Как только я покинул комнату, штабс-капитан наклонился к уху Иван Ивановича и что-то тихо спросил.
* * *
разговор, который я не мог слышать
– Что в портмоне было-то?
– А хрен его знает. Мы с Федотом всю баньку обыскали, под каждым углом землю простучали. Ни котомки, ни дряни этой желтой, ничего. Топор и тесак у меня.
– Как так получилось?
– Зарезал я Смита. Мы когда в баньке вязать его стали, Федот деревяшкой своей зацепился, и гад этот вывернулся. Заорал что-то не по-нашему и кистенем меня. Хорошо, шапка баранья на голове была. А у меня рука сама пошла, как учили.
– Плохо учили, раз простых дел сполнить не можешь. Подрезать – да, насмерть-то зачем? Стареешь, Иван Иванович. По следам хоть прошлись?
– А как же. Тит пробежался до последней лежки. Даже в дупло лазал. Я что думаю, ведь не просто так Смит бежал именно в тот день. Может, передать ухищенное кому успел?
– Может, и успел. Тут же каждый гувернер картавый носом водит. И не факт, что портмоне в ночь побега выкрали. Федота хоть оставил за банькой наблюдать?
– Обижаете… Если что, внучок его вмиг весточку принесет.
– Ладно, будем надеяться на лучшее.
– Генрих Вальдемарович, а сам как думаешь, что там было?
– То, Иван Иванович, не твоего ума дело. Ты лучше, с оказией, попроси из ружья нашего гостя пострелять. Все, шаги слышу.
* * *
В день открытия проходящая на поле возле Молоховских ворот ежегодная Вознесенская ярмарка самих горожан столицы губернии не сильно интересовала. Позиционировалась она как животноводческая и оптовая. Со всех уездов в Смоленск съезжались приказчики, управляющие, представители помещичьих крестьян, вольные землепашцы и даже выбранные от государевых крестьян. Сделки совершали разнообразные: и поставочный фьючерс чуть ли не до новой ярмарки, и бронирование, и бартерные, и просто купля-продажа, когда, соглашаясь с условиями, били по рукам и кидали шапку. Сюда пригоняли рогатый скот, лошадей, овец иногда птицу. Привозили образцы сена, которые тут же уходили в городские конюшни, зерно, крымскую соль, семена и уже практически на второй-третий день, сразу после гусиных боев, начиналась торговля всем подряд. С этого момента тридцатипятитысячное население города проявляло активность. Сукна, шелк, шерсть, мягкая рухлядь, холщовые и бумажные товары выставлялись с правой стороны на сколоченных тут же прилавках. Посуда и кожи, масло, воск, рыба и прочие, вплоть до сахара и табака, слева от ворот. В целом присутствовали все три категории товаров: русские, азиатские и заграничные. Посмотреть было на что.

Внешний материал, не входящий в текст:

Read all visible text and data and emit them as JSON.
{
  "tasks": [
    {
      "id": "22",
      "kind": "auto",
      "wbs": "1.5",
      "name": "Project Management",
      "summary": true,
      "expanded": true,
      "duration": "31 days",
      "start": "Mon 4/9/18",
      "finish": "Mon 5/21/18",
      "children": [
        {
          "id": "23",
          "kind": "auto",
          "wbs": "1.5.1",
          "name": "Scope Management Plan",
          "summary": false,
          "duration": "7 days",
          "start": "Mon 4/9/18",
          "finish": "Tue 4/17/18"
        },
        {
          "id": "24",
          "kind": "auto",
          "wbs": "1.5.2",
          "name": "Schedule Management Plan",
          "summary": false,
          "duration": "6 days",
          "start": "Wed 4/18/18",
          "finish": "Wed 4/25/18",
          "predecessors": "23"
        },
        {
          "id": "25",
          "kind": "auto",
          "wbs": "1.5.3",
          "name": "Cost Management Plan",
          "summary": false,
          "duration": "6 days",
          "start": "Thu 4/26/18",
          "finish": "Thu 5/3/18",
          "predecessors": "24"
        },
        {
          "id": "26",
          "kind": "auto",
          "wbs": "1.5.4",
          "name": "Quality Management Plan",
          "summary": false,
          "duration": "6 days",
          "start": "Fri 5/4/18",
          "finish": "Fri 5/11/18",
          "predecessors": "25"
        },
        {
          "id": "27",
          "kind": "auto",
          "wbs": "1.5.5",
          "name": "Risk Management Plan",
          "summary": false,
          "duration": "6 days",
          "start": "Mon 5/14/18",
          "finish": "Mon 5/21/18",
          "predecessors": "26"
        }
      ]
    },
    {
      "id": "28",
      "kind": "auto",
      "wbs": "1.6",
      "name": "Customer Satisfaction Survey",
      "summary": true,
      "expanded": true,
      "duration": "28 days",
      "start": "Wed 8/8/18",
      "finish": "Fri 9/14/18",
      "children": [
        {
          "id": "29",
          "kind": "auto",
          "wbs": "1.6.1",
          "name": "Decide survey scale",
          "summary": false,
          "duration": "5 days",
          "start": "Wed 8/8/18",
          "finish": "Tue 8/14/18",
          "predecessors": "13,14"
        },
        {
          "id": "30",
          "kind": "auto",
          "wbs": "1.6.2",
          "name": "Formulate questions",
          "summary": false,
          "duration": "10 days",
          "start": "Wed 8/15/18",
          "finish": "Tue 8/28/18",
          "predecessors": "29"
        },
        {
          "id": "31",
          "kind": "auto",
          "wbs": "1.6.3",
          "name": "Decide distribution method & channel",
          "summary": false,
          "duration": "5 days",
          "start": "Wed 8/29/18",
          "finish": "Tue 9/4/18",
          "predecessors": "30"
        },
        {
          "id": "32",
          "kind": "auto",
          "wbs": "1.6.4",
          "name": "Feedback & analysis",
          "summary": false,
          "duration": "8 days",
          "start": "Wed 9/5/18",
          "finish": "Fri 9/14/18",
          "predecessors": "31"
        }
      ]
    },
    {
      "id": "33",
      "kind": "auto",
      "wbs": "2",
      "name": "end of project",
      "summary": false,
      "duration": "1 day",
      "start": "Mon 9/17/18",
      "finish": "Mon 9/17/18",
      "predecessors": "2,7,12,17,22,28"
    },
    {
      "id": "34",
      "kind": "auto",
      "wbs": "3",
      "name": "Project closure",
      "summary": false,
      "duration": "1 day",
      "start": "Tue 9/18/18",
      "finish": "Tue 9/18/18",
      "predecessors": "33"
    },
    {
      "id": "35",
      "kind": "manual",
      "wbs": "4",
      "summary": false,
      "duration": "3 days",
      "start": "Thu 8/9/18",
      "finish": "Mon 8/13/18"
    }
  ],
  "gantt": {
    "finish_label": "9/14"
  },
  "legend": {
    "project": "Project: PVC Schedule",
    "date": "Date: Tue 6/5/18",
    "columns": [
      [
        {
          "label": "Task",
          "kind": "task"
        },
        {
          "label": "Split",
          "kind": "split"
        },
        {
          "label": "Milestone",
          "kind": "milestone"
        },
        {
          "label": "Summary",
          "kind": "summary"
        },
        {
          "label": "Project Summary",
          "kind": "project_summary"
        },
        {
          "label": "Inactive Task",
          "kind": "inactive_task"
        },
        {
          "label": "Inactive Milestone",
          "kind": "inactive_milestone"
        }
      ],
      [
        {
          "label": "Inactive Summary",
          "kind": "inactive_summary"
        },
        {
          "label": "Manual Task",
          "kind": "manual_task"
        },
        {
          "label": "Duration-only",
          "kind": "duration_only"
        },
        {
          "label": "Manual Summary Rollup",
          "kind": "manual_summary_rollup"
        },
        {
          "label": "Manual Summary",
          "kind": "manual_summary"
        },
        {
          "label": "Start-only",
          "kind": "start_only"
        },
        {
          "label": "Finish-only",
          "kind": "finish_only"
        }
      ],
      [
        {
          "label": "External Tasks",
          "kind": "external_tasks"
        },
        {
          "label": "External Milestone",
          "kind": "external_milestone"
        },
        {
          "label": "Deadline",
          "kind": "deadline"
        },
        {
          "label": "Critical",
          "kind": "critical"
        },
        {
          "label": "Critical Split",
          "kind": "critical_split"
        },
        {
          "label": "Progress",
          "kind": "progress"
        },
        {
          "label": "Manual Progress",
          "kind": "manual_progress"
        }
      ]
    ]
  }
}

Выехали мы почти в ночь, на самой-самой заре и пика столпотворения повозок, телег и просто передвигавшихся верхом ловко избежали. А буквально спустя час, не особо прислушиваясь, можно было оценить весь коллапс людского водоворота из дома штабс-капитана Пятницкого, любезно приютившего нас. Глава семейства Есиповичей тут же отбыл инспектировать строительство своего дома, а мы остались обустраиваться. И где-то между девятью и десятью часами, когда дворники закончили вычищать улицы, вновь не испытывая затруднений, принялись методично опустошать нужные нам торговые учреждения. В первую очередь, как ни странно, не ссудные конторы, которых здесь перевалило за дюжину, а шляпные мастерские. Приданная мне (или, наоборот, я ей) Елизавета Петровна прекрасно ориентировалась в городе, и мой план генерального межевания можно было засунуть в известное место. План не соответствовал действительности. Так что сидя в карете, она давала Тимофею четкие указания: где «направо», а где «езжай прямо до самого конца», иногда «держись левее от оврага, там, через ручей будет деревце – остановись». Следуя какому-то дьявольскому плану, мы посетили три заведения в разных концах города. Двигались хаотично, и только удовлетворившись парой высоких коробок из шляпной мастерской Морица, добрались до конторы с надписью на табличке под козырьком двухэтажного доходного дома: «Купеческая контора Анфилатова».